HtmlAgilityPack Extension to Load a Uri/Url that handles redirects

Posted by Blake on 11/20/2012
)

This extension allowed me to load an HtmlDocument from a Uri. Now, I created this as a function that also returns a Uri in case the one that you specified redirects to another page. This is important, because you will use the redirected Uri to turn any relative links on your page into absolute links. I can also show you can example of how to do this.

First, the extension method for “LoadUri” that extends HtmlDocument (this should be cleaned up to allow you to also specify a user agent):

VB.Net

        ''' <summary>
        ''' Loads an HtmlDocument give a specified uri.  A System.Uri will be returned from this function that is the page that
        ''' responded (in the case of a redirect).  This Uri can then be used to correct turn the relative links into absolute links.
        ''' </summary>
        ''' <param name="hd"></param>
        ''' <param name="uri"></param>
        ''' <param name="timeoutMs"></param>
        ''' <returns></returns>
        ''' <remarks></remarks>
        <Extension()> _
        Public Function LoadUri(ByVal hd As HtmlDocument, ByVal uri As System.Uri, ByVal timeoutMs As Integer) As System.Uri
            Dim hwr As HttpWebRequest = DirectCast(WebRequest.Create(uri), HttpWebRequest)
            hwr.Timeout = timeoutMs
            hwr.UserAgent = "Mozilla/5.0 (Windows; U; Windows NT 6.1; en-US; rv:1.9.1.5) Gecko/20091102 Firefox/3.5.5"
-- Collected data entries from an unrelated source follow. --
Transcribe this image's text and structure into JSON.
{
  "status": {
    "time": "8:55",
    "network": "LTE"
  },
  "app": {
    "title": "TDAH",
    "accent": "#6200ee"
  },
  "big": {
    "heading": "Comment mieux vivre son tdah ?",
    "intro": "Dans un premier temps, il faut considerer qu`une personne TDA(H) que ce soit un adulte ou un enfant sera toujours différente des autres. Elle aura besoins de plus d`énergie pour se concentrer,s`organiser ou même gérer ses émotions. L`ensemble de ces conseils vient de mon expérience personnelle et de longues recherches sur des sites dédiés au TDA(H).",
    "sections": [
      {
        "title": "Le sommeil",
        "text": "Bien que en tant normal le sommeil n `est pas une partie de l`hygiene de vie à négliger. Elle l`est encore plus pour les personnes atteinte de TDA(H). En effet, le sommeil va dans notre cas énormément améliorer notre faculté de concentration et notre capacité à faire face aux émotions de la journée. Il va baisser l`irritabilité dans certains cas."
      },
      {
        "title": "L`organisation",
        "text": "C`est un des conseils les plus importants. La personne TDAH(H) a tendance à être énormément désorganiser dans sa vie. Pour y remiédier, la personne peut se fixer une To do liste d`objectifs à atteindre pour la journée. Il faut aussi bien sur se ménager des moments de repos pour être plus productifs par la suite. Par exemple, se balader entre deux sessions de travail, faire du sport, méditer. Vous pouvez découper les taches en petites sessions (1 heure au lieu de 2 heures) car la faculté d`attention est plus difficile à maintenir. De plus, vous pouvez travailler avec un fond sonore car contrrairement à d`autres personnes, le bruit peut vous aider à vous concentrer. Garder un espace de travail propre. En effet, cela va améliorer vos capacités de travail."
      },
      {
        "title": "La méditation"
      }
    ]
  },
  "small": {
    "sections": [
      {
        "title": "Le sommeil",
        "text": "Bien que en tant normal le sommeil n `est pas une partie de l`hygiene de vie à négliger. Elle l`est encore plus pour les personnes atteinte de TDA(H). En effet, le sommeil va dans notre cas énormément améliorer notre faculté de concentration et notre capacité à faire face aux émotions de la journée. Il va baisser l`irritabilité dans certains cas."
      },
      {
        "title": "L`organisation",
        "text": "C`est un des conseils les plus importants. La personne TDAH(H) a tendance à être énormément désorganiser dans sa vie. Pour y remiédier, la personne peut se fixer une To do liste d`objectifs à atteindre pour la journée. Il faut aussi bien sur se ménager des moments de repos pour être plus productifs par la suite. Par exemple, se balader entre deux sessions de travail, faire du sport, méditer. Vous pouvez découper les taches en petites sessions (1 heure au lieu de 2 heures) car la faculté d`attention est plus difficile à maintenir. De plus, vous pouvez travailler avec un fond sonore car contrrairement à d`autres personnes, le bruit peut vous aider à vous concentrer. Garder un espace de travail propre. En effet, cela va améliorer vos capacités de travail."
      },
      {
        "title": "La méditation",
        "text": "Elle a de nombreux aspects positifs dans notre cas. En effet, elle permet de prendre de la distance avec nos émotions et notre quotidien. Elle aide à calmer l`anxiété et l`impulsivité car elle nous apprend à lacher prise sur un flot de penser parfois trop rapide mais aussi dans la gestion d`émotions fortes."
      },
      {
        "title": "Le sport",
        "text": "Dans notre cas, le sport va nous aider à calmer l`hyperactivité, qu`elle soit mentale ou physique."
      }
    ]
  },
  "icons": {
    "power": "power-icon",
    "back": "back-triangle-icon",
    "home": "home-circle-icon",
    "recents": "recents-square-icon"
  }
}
            Dim resp As HttpWebResponse
            resp = DirectCast(hwr.GetResponse(), HttpWebResponse)

            Dim returnUri As System.Uri = resp.ResponseUri

            If resp.ContentType.StartsWith("text/html", StringComparison.InvariantCultureIgnoreCase) Then
                Dim resultStream = resp.GetResponseStream()
                hd.Load(resultStream)
            End If

            Return returnUri
        End Function

Second, we have an extension method off of HtmlDocument that will return all the links on a page. This particular extension requires the baseUri to be provided in order to construct absolute links from relative ones. The returnUri from the previous LoadUri method is what would be passed into this method:

VB.Net

        ''' <summary>
        ''' Returns all links from an HTML Document as a generic list of strings.  The baseUri will be for turning relative links
        ''' into absolute links.
        ''' </summary>
        ''' <param name="doc"></param>
        ''' <returns></returns>
        ''' <remarks>
        ''' </remarks>
        <Extension()> _
        Public Function GetLinks(ByVal doc As HtmlAgilityPack.HtmlDocument, ByVal baseUri As Uri) As List(Of String)
            Dim linkList As List(Of String) = GetLinks(doc)
            Dim newList As New List(Of String)
            Dim baseUrl As String = ""

            baseUrl = baseUri.AbsoluteUri.ToString.Substring(0, baseUri.AbsoluteUri.LastIndexOf("/") + 1)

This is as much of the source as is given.